The instructions are highly educational for anyone attempting any psyop.
Why Did the “No-Virus Psyop” Fizzle?
However, this psyop fizzled. Why? In my opinion, this entire operation was an attempt to hitch a cart to a dead horse (no-virus theory), flog this dead horse, and get the cart going. The dead horse did not go very far, and that explains why the boostershots campaign was abandoned eventually. The no-virus theory is not exactly new (it predates the virus theory), and it never went very far in the last 100 years, on or outside of Substack.
Our own anti-vax campaign is a great counterexample: we have a multitude of opinions, can handle disagreement, our thoughts are constantly sharpened by these disagreements, and broad truth is behind us. Our “horse” is very much alive!
Last Note to All Virus Deniers
Dear virus deniers: while I firmly believe that viruses exist, I also would like to reiterate that each of you, including people boostershots explicitly mentioned, is a welcomed reader of my substack, and I love to hear your future opinions about anything!
Also, I am not mad in any way at anyone. It was a nice try. It was fun while it lasted, and the whole story was an interesting attempt of a likely young individual to run their personal and very harmless operation. It provides us with much food for thought and shows an anatomy of an influence operation colloquially described as a “psyop”. Nobody was hurt in the end.
Listen to Dr. Mike Yeadon among others. He was open minded enough to dive into this rabbit hole and honest enough to recognize and speak about the underlying problems with standard viral theories.
So while yes, viruses as currently described in standard texts do nicely explain our lived experiences, there is still an underlying flaw, a pretty big one, in viral science.
It is possible that they are a bit different than we think, and that they can be transmitted or "triggered" by other mechanisms than direct contact, and that our cells, under certain circumstances, can actually produce what we call "viruses" themselves.
I think we need to consider Rupert Sheldrake, Nikola Tesla, and Wilhelm Reich in all our studies of Biology.
We perhaps don't understand everything in Nature as well as we assume we do!
Researching, I did find some very interesting things. First of all, viruses do exists, however, after my research, I think we have what they are, very wrong.
Without sending all the evidence, my current theory is that viruses are part of mammalian immune response to environmental stresses (including bateria).

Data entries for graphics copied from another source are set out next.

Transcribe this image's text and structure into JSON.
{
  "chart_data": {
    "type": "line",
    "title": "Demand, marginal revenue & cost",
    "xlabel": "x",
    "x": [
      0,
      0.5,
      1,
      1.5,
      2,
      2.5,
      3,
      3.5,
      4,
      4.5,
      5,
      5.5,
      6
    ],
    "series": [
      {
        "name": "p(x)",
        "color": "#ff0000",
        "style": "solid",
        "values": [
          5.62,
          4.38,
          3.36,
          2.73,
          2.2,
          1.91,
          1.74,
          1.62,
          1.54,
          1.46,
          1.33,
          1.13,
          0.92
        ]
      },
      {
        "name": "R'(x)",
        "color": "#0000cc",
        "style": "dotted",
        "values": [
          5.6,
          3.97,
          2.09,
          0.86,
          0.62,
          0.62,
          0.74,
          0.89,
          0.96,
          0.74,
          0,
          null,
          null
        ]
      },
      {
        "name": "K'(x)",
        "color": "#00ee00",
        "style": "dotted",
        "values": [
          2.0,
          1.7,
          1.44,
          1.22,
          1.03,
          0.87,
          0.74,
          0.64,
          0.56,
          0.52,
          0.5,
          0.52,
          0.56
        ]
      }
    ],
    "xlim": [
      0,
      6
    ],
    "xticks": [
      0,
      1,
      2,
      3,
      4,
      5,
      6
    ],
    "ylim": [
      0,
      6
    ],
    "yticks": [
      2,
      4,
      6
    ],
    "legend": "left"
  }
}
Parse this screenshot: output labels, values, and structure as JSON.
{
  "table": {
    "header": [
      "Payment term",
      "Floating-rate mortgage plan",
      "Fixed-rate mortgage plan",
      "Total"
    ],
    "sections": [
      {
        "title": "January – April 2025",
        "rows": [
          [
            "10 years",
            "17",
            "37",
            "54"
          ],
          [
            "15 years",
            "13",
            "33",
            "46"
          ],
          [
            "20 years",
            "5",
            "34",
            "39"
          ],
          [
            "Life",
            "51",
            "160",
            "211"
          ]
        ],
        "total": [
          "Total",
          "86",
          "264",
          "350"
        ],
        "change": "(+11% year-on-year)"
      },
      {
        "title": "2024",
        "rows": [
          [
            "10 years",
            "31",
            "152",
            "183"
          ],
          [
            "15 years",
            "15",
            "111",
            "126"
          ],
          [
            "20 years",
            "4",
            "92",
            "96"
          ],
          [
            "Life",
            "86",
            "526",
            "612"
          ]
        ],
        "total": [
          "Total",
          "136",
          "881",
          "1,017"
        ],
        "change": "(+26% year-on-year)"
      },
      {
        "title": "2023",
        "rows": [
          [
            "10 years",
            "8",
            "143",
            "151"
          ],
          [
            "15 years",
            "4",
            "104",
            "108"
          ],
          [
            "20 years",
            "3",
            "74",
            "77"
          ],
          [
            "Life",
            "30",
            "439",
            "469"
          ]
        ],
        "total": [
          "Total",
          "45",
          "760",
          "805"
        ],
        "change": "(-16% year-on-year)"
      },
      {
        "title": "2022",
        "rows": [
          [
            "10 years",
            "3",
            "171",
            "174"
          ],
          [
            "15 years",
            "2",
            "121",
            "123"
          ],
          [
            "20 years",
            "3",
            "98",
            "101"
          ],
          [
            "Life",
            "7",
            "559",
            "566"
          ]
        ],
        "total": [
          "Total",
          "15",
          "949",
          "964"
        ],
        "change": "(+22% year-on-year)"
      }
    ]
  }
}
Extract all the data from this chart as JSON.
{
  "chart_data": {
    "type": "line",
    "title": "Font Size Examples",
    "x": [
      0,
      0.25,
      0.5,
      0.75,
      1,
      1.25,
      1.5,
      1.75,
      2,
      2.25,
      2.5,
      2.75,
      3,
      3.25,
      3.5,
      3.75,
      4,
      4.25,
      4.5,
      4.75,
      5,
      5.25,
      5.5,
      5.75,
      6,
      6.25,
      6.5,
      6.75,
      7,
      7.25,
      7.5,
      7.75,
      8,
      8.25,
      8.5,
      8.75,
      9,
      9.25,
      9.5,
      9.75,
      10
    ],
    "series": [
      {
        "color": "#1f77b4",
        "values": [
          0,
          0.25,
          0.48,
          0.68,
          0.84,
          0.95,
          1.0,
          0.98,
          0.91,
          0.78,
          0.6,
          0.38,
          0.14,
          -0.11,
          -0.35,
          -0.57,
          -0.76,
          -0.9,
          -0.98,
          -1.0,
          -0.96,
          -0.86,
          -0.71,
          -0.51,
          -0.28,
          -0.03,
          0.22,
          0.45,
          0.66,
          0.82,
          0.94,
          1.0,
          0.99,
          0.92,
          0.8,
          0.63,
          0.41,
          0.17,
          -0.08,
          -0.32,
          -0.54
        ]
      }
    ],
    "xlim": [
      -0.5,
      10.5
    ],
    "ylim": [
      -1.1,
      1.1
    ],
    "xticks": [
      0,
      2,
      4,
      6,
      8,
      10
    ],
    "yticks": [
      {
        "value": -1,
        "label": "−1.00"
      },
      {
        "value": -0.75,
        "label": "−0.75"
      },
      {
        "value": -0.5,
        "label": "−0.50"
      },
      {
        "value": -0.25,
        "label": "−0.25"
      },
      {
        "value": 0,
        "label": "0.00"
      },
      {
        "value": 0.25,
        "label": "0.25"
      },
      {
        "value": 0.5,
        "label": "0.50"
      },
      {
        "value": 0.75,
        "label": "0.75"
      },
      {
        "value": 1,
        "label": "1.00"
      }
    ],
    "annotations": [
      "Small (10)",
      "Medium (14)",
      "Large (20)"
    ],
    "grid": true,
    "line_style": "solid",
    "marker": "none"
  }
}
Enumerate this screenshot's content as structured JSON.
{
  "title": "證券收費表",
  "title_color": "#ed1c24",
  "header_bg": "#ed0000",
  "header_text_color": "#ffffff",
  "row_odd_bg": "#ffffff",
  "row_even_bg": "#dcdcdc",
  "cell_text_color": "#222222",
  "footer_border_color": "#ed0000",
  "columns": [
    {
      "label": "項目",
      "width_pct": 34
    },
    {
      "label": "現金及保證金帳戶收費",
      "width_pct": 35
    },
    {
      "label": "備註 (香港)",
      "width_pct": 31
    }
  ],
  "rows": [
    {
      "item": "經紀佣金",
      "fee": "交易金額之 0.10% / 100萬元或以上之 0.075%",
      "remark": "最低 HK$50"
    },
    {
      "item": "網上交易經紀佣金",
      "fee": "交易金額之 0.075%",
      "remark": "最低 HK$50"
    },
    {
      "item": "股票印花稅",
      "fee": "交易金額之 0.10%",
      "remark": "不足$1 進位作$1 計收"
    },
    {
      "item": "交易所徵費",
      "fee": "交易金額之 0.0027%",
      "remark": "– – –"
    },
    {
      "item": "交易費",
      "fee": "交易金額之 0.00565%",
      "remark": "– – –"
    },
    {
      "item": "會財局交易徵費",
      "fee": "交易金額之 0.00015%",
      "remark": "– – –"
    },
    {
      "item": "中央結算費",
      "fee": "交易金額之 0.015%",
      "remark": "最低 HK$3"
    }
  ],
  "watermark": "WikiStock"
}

If you are interested in some evidence on this (feel free to ignore this whole post):
- Whenever we try to trace where a cold virus comes from, we find very large areas come up all at once (environment stress cosmic rays, plus low vit D that might be protective as possible cause?).
- Fetus are found to have a lot of viruses in them, and when sterilized in animals experiments, the baby doesn't survive (used as a defense to protect against bacteria and other environmental things?).
- 6% of human DNA is "virus DNA" (could it not be there for a reason? Maybe as part of our immune response)
- In labs, we have only seen viruses attack bacteria under the microscope, never healthy tissue (an anti bacterial virus would be a very good defense mechanism in humans and mammals)
- To "culture" viruses requires animal tissues that are "stressed" in certain ways.
Just to be clear, I am not interested in debating or anything, and still exploring this topic for fun. But so far, this is interesting.
The whole immune memory of which viruses were used for which stressors and for the body to remember which worked and didn't (on different levels) would also be a good thing for the body to do.